Fix time: 10 minutes (literally just turn it on)
#5: No Backup Solution for M365 Data
Found in: 67% of assessments
Fix time: 2-4 hours (including testing)
Risk level: HIGH
The Problem
Most businesses think Microsoft backs up their M365 data. Microsoft does not provide backup. They provide:
- Recycle bin: 30-93 days (then permanently deleted)
- Retention policies: Keep data from being deleted, but don't protect against ransomware or accidental deletion
You need backup for:
- Ransomware recovery
- Accidental mass deletion (user accidentally deletes entire site)
- Compliance (long-term retention beyond M365 limits)

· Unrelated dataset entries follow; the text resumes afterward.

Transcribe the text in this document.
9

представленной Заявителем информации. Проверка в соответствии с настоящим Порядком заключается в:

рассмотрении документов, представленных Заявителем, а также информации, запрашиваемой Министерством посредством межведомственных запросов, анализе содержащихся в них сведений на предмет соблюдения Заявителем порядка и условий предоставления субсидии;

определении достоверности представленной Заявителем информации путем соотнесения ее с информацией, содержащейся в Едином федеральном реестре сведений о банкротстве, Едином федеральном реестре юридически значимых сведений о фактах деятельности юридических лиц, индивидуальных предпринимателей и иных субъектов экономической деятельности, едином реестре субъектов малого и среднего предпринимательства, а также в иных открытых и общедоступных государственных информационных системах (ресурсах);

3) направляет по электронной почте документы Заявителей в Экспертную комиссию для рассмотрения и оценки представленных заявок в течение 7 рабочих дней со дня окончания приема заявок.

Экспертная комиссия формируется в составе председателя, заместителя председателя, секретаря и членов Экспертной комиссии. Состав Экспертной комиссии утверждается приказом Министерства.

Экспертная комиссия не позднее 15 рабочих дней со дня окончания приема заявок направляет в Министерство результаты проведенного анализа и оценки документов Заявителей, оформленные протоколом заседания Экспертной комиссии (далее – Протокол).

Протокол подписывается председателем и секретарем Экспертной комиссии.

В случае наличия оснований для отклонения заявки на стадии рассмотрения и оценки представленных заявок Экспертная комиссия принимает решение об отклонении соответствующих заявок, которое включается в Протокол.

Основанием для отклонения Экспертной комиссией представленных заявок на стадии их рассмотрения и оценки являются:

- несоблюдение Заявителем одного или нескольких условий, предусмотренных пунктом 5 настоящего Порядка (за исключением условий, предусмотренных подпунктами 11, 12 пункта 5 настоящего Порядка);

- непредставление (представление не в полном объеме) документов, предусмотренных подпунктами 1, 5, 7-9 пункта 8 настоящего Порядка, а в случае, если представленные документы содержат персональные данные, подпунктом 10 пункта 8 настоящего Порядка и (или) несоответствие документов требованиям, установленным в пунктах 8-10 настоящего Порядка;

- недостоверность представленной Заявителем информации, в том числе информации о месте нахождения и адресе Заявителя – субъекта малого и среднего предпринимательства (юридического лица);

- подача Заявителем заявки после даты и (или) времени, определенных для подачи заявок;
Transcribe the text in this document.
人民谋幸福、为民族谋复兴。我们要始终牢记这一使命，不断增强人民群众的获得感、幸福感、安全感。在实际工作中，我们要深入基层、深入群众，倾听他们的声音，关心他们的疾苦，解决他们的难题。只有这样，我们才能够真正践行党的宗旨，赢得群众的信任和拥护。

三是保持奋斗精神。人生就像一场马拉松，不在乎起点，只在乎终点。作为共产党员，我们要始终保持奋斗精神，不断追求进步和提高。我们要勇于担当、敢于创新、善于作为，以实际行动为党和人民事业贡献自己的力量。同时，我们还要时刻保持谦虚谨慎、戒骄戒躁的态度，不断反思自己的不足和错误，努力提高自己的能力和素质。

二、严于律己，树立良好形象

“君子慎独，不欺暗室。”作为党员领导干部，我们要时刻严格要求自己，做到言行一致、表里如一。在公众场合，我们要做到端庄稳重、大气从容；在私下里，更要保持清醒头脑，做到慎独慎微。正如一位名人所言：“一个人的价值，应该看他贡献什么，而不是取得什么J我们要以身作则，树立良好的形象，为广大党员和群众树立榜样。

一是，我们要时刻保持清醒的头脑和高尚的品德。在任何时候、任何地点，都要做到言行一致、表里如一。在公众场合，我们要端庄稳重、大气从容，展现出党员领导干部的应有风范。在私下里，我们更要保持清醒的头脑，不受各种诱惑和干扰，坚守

- Legal hold (litigation, investigations)
The Fix
Implement third-party M365 backup solution:
Options (prices for ~30 users):
- Veeam Backup for M365: $12-15/user/month
- AvePoint Cloud Backup: $8-12/user/month
- Barracuda Cloud-to-Cloud Backup: $5-8/user/month
What to backup:
- Exchange Online (emails)
- SharePoint/OneDrive (files)
- Teams (chat, files, settings)
Test your backup: Actually restore a file/mailbox to verify it works.
Fix time: 2-4 hours to set up and test (then automated daily)
Not Sure If You Have These Issues?
Our automated M365 security assessment checks for all of these misconfigurations (and 25 more). Get your report in 2-3 business days.
Book M365 Security Assessment - From $499The Pattern We See
Here's what's interesting: most businesses we assess have 3 out of 5 of these issues. It's not negligence — it's just that M365 security isn't intuitive, defaults aren't always secure, and small businesses don't have dedicated security staff.
The good news? Once you know what to fix, the fixes are straightforward. Total time to address all five issues: 4-6 hours.
That's a few hours of work to close the security gaps that put 80% of Australian SMBs at risk.
Worth it? When the average breach costs $49,600 — absolutely.